We’re expecting the US Treasury’s FX report anytime now – and we note in our preview how officials could technically label Thailand a ‘currency manipulator’ (for more see Risks of trade war spilling into currency war increase). Doing so, in our view, would put additional pressure on trade surplus countries – like Germany, Japan and China – to stay clear of any policies that depress their currencies, which naturally lends itself to a weak USD (and strong EUR, JPY and CNY) trading environment. The trade-weighted $ could still fall another 5-10%.
ECB hawks eye 2Q19 rate hike… but will need more convincing EZ data
Geopolitics remains the number one threat to the ECB normalisation story, with the central bank otherwise confident over the broad-based strength of the euro area economy. That was the basic gist of the latest ECB minutes. EZ data is key for EUR/USD’s direction, which remains stuck in the 1.22-1.24 range for now.
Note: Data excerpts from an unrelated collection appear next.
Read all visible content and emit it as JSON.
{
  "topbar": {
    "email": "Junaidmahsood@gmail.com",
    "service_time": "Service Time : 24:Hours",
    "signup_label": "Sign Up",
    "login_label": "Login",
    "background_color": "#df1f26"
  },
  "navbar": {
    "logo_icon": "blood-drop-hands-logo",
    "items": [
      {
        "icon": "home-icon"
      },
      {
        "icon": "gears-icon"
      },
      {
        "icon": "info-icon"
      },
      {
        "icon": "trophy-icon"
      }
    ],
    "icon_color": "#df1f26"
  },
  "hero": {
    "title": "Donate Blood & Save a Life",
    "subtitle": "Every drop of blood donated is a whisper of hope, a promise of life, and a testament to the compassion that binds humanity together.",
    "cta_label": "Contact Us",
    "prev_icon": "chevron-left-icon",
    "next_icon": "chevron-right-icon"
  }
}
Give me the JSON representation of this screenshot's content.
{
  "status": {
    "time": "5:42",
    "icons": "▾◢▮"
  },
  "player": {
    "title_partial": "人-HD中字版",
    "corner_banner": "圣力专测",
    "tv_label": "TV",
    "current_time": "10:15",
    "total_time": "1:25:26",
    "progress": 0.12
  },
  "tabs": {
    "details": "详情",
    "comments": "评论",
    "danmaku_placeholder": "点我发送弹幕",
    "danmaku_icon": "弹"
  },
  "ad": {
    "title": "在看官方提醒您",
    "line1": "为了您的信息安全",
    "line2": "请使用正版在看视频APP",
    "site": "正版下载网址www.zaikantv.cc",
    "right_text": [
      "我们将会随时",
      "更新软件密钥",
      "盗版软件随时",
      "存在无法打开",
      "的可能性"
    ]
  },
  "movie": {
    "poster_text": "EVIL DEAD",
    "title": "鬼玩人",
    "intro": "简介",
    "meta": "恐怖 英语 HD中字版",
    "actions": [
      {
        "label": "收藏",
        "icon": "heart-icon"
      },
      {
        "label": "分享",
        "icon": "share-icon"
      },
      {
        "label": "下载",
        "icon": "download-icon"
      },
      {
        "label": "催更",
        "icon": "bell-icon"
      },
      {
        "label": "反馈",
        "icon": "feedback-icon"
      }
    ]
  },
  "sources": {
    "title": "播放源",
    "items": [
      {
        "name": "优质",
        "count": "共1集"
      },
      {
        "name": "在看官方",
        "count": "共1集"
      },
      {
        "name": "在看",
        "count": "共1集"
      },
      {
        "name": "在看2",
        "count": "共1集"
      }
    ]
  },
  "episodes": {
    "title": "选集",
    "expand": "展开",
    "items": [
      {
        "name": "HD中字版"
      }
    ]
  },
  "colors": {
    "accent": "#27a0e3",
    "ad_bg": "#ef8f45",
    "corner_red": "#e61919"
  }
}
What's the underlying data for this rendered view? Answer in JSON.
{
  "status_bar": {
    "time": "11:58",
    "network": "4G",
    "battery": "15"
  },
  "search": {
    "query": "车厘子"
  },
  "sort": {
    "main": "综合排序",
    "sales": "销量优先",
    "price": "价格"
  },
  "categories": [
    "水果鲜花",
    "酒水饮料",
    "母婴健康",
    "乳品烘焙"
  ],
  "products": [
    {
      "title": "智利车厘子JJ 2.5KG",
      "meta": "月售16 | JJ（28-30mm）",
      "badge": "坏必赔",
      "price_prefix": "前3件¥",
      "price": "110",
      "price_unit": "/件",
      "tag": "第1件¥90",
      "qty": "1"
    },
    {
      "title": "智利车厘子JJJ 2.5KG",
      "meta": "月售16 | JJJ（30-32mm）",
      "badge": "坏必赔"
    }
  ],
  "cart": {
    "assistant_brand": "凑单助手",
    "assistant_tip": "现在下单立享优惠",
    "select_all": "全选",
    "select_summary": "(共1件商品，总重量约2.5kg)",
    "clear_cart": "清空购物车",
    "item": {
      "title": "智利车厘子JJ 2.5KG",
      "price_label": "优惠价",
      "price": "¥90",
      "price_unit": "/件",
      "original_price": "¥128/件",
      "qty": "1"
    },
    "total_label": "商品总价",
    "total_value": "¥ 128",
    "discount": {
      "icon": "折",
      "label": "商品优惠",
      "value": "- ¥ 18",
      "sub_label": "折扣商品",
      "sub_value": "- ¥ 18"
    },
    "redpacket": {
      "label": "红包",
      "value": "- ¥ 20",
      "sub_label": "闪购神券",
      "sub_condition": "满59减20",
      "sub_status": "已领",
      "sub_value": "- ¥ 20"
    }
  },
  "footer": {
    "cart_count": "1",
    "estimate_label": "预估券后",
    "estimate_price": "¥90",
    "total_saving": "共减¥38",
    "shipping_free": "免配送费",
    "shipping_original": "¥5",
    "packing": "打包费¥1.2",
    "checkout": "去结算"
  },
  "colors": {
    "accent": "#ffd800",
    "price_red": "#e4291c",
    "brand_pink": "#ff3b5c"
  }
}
GBP: ‘Darling of the FX world’… GBP/USD eyeing a move to 1.45 in 2Q18
While one may be inclined to chalk down GBP’s bullish bias of late to seasonal factors, we’ve also been noting how 2018 is very much a different Brexit trading environment for the pound. Gone are the days of noisy Brexit headlines stirring sharp – and almost sentimental rather than fundamental – knee-jerk moves in the currency, with the buffer of last month’s Brexit transition deal buying GBP investors some extra time to assess the Brexit facts.
And with the next stage of negotiations surrounding a future UK-EU trade deal set to be long-winded and complex, it appears that we’re back to good old-fashioned UK data watching to determine the short-term direction for the currency. The week ahead shouldn’t disappoint here given the array of key data releases to watch out for – including the latest UK labour market report (Tue), CPI data (Wed) and retail sales (Thu).